Due giorni di totale confusione e indecisione. Insomma, dirlo a Jackson oppure no?
Non voleva insospettirlo inutilmente, e se magari fosse stato qualche idiota che si divertiva a fare cazzate agli armadietti degli altri?
Anche se, a pensarci bene, non si era accorto di aver visto cose del genere sugli altri armadietti, solo il suo accoglieva puntualmente scritte poco educate.
La storia stava diventando sempre la stessa, finiva la ricreazione (o la pausa pranzo, a seconda degli intervalli) e c'erano i messaggini.
Si guardava intorno e alcuni ragazzi lo guardavano e ridevano. All'inizio credeva di essere pazzo, mica l'intera scuola poteva averla con lui, eppure la situazione stava andando avanti già da quarantotto ore.

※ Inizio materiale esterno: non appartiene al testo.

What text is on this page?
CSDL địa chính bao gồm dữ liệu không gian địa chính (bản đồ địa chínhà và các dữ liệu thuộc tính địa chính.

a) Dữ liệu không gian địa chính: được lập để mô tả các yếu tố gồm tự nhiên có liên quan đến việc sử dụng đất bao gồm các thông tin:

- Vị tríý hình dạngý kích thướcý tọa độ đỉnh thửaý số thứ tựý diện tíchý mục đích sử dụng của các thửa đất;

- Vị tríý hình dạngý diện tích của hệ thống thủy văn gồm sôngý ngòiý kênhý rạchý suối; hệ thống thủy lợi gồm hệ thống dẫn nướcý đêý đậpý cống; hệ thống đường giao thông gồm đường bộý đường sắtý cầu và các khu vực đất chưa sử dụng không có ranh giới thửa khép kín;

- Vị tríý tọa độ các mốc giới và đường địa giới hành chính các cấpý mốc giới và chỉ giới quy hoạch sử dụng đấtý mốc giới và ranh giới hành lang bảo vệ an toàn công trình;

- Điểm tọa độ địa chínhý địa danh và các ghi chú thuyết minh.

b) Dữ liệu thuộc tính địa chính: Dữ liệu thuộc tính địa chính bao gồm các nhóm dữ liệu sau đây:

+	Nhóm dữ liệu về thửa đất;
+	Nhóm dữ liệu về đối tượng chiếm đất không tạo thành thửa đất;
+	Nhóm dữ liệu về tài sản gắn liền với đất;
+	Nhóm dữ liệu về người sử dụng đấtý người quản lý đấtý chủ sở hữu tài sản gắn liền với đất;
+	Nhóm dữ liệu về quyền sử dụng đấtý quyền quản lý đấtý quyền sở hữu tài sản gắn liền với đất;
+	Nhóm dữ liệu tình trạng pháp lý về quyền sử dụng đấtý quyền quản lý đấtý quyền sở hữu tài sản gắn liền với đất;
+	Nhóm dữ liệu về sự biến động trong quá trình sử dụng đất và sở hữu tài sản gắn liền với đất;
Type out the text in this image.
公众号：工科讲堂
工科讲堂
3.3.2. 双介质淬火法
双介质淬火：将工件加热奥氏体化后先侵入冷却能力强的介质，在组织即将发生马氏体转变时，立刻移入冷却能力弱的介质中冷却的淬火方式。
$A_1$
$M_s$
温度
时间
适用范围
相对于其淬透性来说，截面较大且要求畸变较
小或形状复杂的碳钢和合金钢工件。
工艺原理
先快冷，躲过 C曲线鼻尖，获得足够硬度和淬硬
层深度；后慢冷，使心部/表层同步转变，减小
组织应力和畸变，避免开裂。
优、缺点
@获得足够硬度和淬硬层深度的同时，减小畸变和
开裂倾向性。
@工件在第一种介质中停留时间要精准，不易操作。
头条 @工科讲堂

Aveva appena varcato la soglia dell'ingresso scolastico, si strinse nel suo zaino e proseguì a passo svelto, aggiustandosi gli occhiali sul naso di tanto in tanto.
Era un gesto che faceva quando era nervoso o imbarazzato.
Quel giorno aveva detto a Jackson di voler andare a scuola da solo, senza che dovesse essere accompagnato per forza da lui. Un miracolo, può pensare chiunque conoscesse almeno un po' la sua storia. E invece no.
Fece per aprire il suo dannato armadietto, quando lo trovò tapezzato di fogli e pezzi di chewing-gum masticate.
Doveva ammetterlo, c'era scritto di tutto lì.

Frocio. Emo. Depresso. Ammazzati. Fai schifo. Secchione di merda. Tagliati. Muori.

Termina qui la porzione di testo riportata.